柳文博、赵山、苏婉也鬆了口气,看向刘平安的目光各有不同。柳文博眼神深处闪过一丝阴霾,但面上却带著温和笑意:“刘师弟临危不乱,观察入微,佩服。”
独孤煞则已收剑而立,仿佛刚才那场激战与他无关。他看都没看眾人,目光落在那逐渐平静、但依旧污秽的血池,以及地心煞脉泄口处,那丝丝暗金色、被煞气侵染的地脉本源之力上,空洞的眼神中,似乎有血色光芒一闪而逝。
他忽然转身,向著溶洞更深处,那条通往地心煞脉源头的、更加幽暗危险的裂缝走去。
“独孤煞,你要去哪里?”严长老皱眉问道。
独孤煞脚步不停,冰冷的声音传来:“此地煞气,於我剑道有益。你们自便。”
话音未落,身影已没入黑暗之中。
“这……”严长老和白眉长老对视一眼,摇了摇头。

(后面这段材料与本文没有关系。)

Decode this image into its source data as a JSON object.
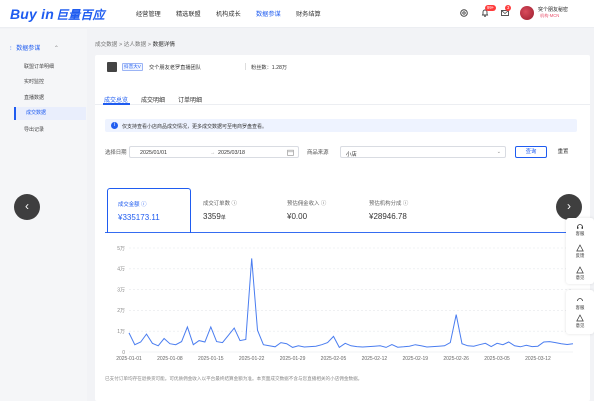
{
  "brand": {
    "logo_text": "Buy in",
    "logo_cn": "巨量百应"
  },
  "top_nav": {
    "items": [
      "经营管理",
      "精选联盟",
      "机构成长",
      "数据参谋",
      "财务结算"
    ],
    "active_index": 3,
    "bell_badge": "99+",
    "mail_badge": "3"
  },
  "user": {
    "name": "突个朋友秘密",
    "tag": "机构·MCN"
  },
  "sidebar": {
    "group": "数据参谋",
    "items": [
      "联盟订单明细",
      "实时监控",
      "直播数据",
      "成交数据",
      "导出记录"
    ],
    "active_index": 3
  },
  "breadcrumb": {
    "a": "成交数据",
    "b": "达人数据",
    "c": "数据详情"
  },
  "shop": {
    "tag": "抖音大V",
    "name": "交个朋友老罗直播团队",
    "fans": "粉丝数：1.28万"
  },
  "tabs": {
    "items": [
      "成交总览",
      "成交明细",
      "订单明细"
    ],
    "active_index": 0
  },
  "notice": "仅支持查看小店商品成交情况，更多成交数据可至电商罗盘查看。",
  "filters": {
    "date_label": "选择日期",
    "date_from": "2025/01/01",
    "date_to": "2025/03/18",
    "source_label": "商品来源",
    "source_value": "小店",
    "search_label": "查询",
    "reset_label": "重置"
  },
  "metrics": [
    {
      "label": "成交金额",
      "value": "¥335173.11",
      "unit": ""
    },
    {
      "label": "成交订单数",
      "value": "3359",
      "unit": "单"
    },
    {
      "label": "预估佣金收入",
      "value": "¥0.00",
      "unit": ""
    },
    {
      "label": "预估机构分成",
      "value": "¥28946.78",
      "unit": ""
    }
  ],
  "footnote": "已支付订单均存在退换货可能。可优质佣金收入以平台最终结算金额为准。本页面成交数据不含与您直播相关的小店佣金数据。",
  "float_panel": {
    "upper": [
      "客服",
      "反馈",
      "意见"
    ],
    "lower": [
      "客服",
      "意见"
    ]
  },
  "chart_data": {
    "type": "line",
    "ylim": [
      0,
      50000
    ],
    "yticks": [
      0,
      10000,
      20000,
      30000,
      40000,
      50000
    ],
    "ytick_labels": [
      "0",
      "1万",
      "2万",
      "3万",
      "4万",
      "5万"
    ],
    "xtick_labels": [
      "2025-01-01",
      "2025-01-08",
      "2025-01-15",
      "2025-01-22",
      "2025-01-29",
      "2025-02-05",
      "2025-02-12",
      "2025-02-19",
      "2025-02-26",
      "2025-03-05",
      "2025-03-12"
    ],
    "xtick_days": [
      0,
      7,
      14,
      21,
      28,
      35,
      42,
      49,
      56,
      63,
      70
    ],
    "grid": true,
    "color": "#4a7df0",
    "series": [
      {
        "values": [
          9200,
          3500,
          4800,
          8600,
          4200,
          3000,
          6500,
          4000,
          3500,
          5000,
          12000,
          3500,
          5500,
          4800,
          12000,
          5000,
          4500,
          8000,
          11500,
          5500,
          6000,
          45000,
          10500,
          3500,
          3000,
          2500,
          4500,
          4000,
          2200,
          3000,
          2400,
          2600,
          2800,
          3500,
          4500,
          7500,
          2200,
          4200,
          3000,
          2600,
          2400,
          2600,
          2800,
          3000,
          2200,
          3600,
          2300,
          2500,
          2800,
          3500,
          3000,
          2400,
          2600,
          2800,
          3000,
          4500,
          18000,
          4000,
          3000,
          2800,
          3500,
          4200,
          2600,
          4200,
          3500,
          4800,
          3000,
          2500,
          3200,
          2600,
          2800,
          4800,
          5000,
          4500,
          4000,
          3600,
          4000
        ]
      }
    ]
  }
}
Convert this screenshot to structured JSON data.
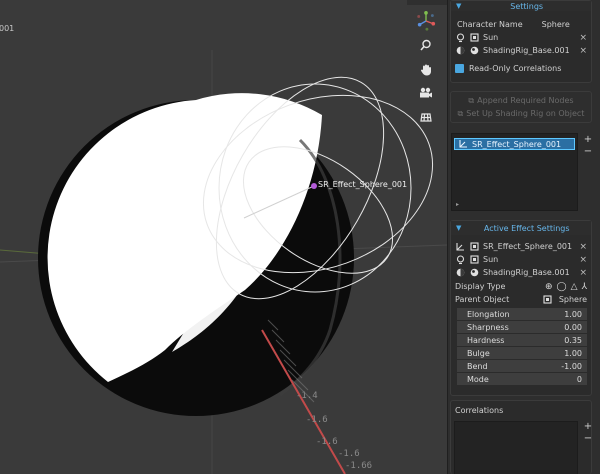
{
  "viewport": {
    "corner_label": "001",
    "object_label": "SR_Effect_Sphere_001",
    "axis_ticks": [
      "-1.4",
      "-1.6",
      "-1.6",
      "-1.6",
      "-1.66"
    ],
    "tools": [
      "navigation-gizmo",
      "zoom-icon",
      "hand-pan-icon",
      "camera-icon",
      "grid-icon"
    ]
  },
  "settings": {
    "title": "Settings",
    "character_name_label": "Character Name",
    "character_name_value": "Sphere",
    "sun_label": "Sun",
    "rig_label": "ShadingRig_Base.001",
    "read_only_label": "Read-Only Correlations",
    "append_button": "Append Required Nodes",
    "setup_button": "Set Up Shading Rig on Object"
  },
  "effects_list": {
    "items": [
      "SR_Effect_Sphere_001"
    ]
  },
  "active_effect": {
    "title": "Active Effect Settings",
    "effect_name": "SR_Effect_Sphere_001",
    "sun_label": "Sun",
    "rig_label": "ShadingRig_Base.001",
    "display_type_label": "Display Type",
    "parent_object_label": "Parent Object",
    "parent_object_value": "Sphere",
    "fields": [
      {
        "label": "Elongation",
        "value": "1.00"
      },
      {
        "label": "Sharpness",
        "value": "0.00"
      },
      {
        "label": "Hardness",
        "value": "0.35"
      },
      {
        "label": "Bulge",
        "value": "1.00"
      },
      {
        "label": "Bend",
        "value": "-1.00"
      },
      {
        "label": "Mode",
        "value": "0"
      }
    ]
  },
  "correlations": {
    "title": "Correlations"
  },
  "colors": {
    "accent": "#4aa7e0",
    "selection": "#2b6fa3",
    "viewport_bg": "#3a3a3a",
    "sphere_light": "#ffffff",
    "sphere_shadow": "#0a0a0a"
  }
}
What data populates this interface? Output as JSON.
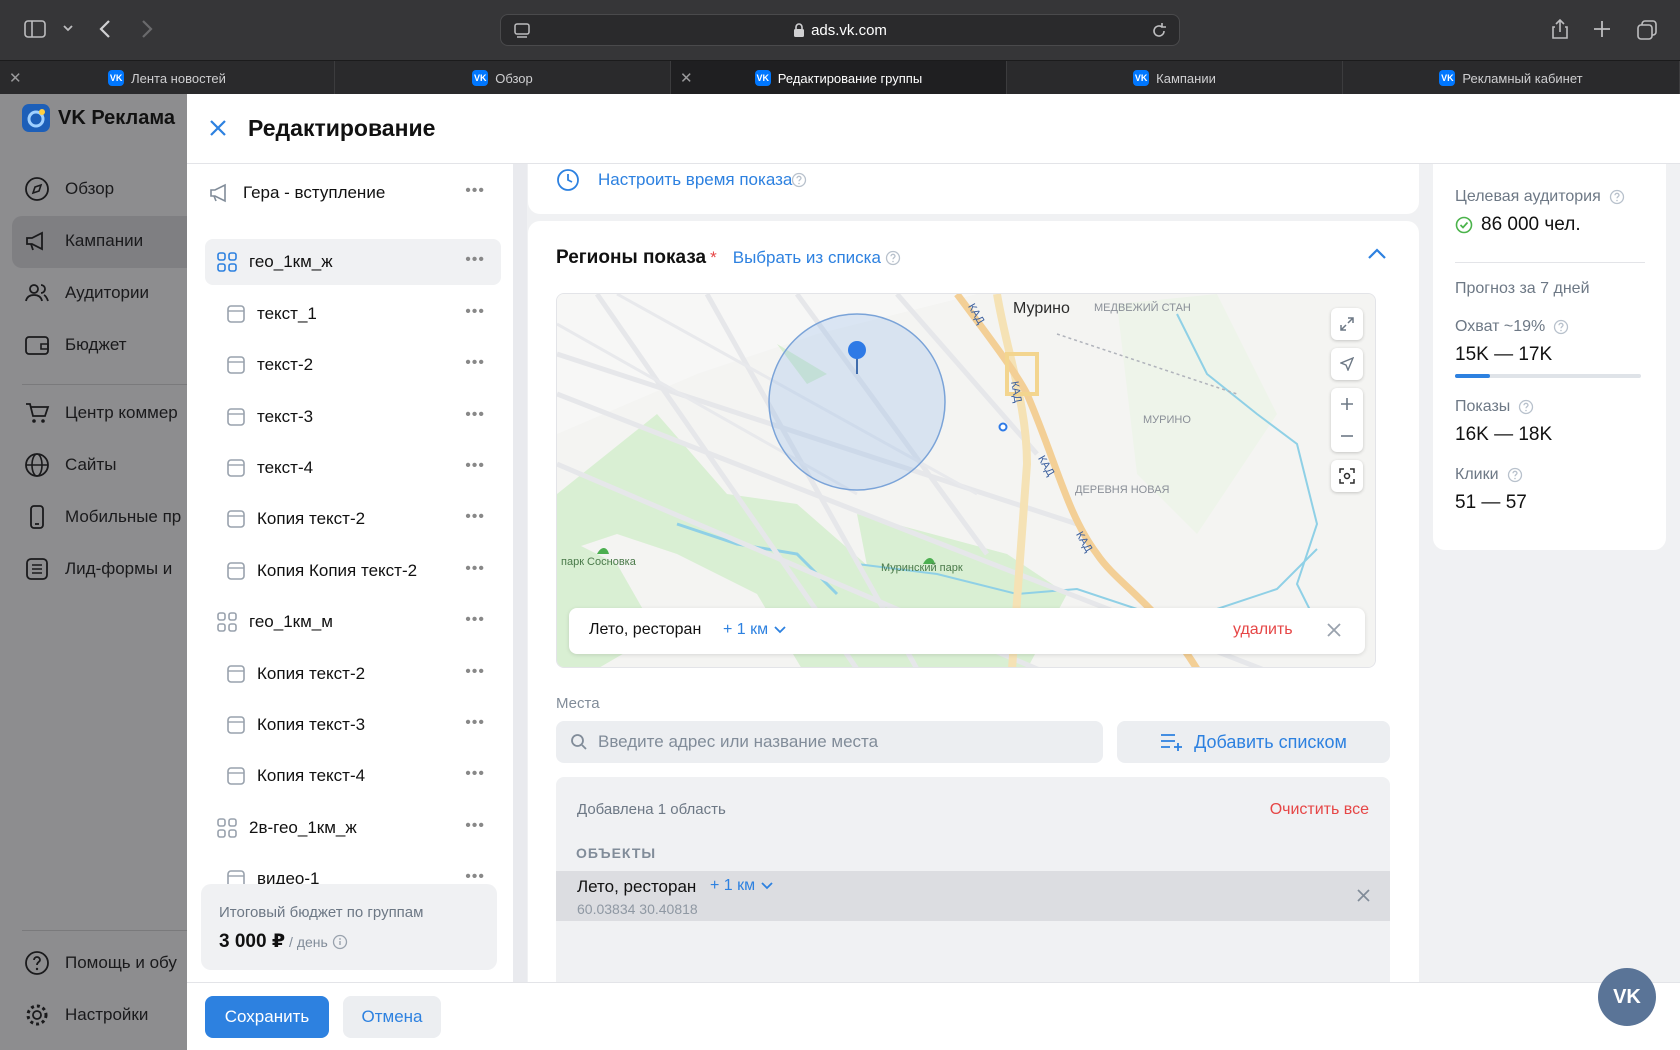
{
  "browser": {
    "url": "ads.vk.com",
    "tabs": [
      {
        "label": "Лента новостей",
        "active": false
      },
      {
        "label": "Обзор",
        "active": false
      },
      {
        "label": "Редактирование группы",
        "active": true
      },
      {
        "label": "Кампании",
        "active": false
      },
      {
        "label": "Рекламный кабинет",
        "active": false
      }
    ]
  },
  "app": {
    "brand": "VK Реклама",
    "nav": [
      "Обзор",
      "Кампании",
      "Аудитории",
      "Бюджет",
      "Центр коммер",
      "Сайты",
      "Мобильные пр",
      "Лид-формы и"
    ],
    "nav_bottom": [
      "Помощь и обу",
      "Настройки"
    ]
  },
  "modal": {
    "title": "Редактирование",
    "tree": [
      {
        "label": "Гера - вступление",
        "kind": "campaign"
      },
      {
        "label": "гео_1км_ж",
        "kind": "group",
        "selected": true
      },
      {
        "label": "текст_1",
        "kind": "ad"
      },
      {
        "label": "текст-2",
        "kind": "ad"
      },
      {
        "label": "текст-3",
        "kind": "ad"
      },
      {
        "label": "текст-4",
        "kind": "ad"
      },
      {
        "label": "Копия текст-2",
        "kind": "ad"
      },
      {
        "label": "Копия Копия текст-2",
        "kind": "ad"
      },
      {
        "label": "гео_1км_м",
        "kind": "group"
      },
      {
        "label": "Копия текст-2",
        "kind": "ad"
      },
      {
        "label": "Копия текст-3",
        "kind": "ad"
      },
      {
        "label": "Копия текст-4",
        "kind": "ad"
      },
      {
        "label": "2в-гео_1км_ж",
        "kind": "group"
      },
      {
        "label": "видео-1",
        "kind": "ad"
      }
    ],
    "budget": {
      "label": "Итоговый бюджет по группам",
      "amount": "3 000 ₽",
      "unit": "/ день"
    },
    "save": "Сохранить",
    "cancel": "Отмена",
    "time_link": "Настроить время показа",
    "regions": {
      "title": "Регионы показа",
      "required": "*",
      "choose_list": "Выбрать из списка",
      "map_labels": {
        "murino": "Мурино",
        "medvezhiy": "МЕДВЕЖИЙ СТАН",
        "murino2": "МУРИНО",
        "derevnya": "ДЕРЕВНЯ НОВАЯ",
        "park1": "парк Сосновка",
        "park2": "Муринский парк",
        "kad": "КАД"
      },
      "place_chip": {
        "name": "Лето, ресторан",
        "radius": "+ 1 км",
        "delete": "удалить"
      },
      "places_label": "Места",
      "search_placeholder": "Введите адрес или название места",
      "add_list": "Добавить списком",
      "added": "Добавлена 1 область",
      "clear_all": "Очистить все",
      "objects_header": "ОБЪЕКТЫ",
      "object": {
        "name": "Лето, ресторан",
        "radius": "+ 1 км",
        "coords": "60.03834 30.40818"
      }
    },
    "audience": {
      "label": "Целевая аудитория",
      "value": "86 000 чел.",
      "forecast": "Прогноз за 7 дней",
      "reach_label": "Охват ~19%",
      "reach_value": "15K — 17K",
      "reach_progress": 0.19,
      "shows_label": "Показы",
      "shows_value": "16K — 18K",
      "clicks_label": "Клики",
      "clicks_value": "51 — 57"
    }
  }
}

独孤煞性格古怪,实力强横,他们也不好多管。
“先清理此地,封印地脉泄口,然后回去向堡主復命。”白眉长老开始检查阵法残骸和地脉情况。
刘平安服下苏婉递来的疗伤丹药,默默调息,肋部的伤口在丹药和五行法力作用下,快速癒合。他看向独孤煞消失的裂缝,又看了看地上那滩黑袍修士留下的、被血污浸染的破碎衣角,以及空气中残留的、与五行巡察令產生感应的奇异波动,心中疑竇丛生。
黑袍修士最后那句“那个小子”,显然是指他。一个金丹邪修,为何会特意记住他一个假丹修士?仅仅是因为他破坏了符文?
还有独孤煞那意味深长的一瞥,以及突然对地心煞脉感兴趣……
这次地脉异动,恐怕背后隱藏的秘密,比眼前所见,更加复杂。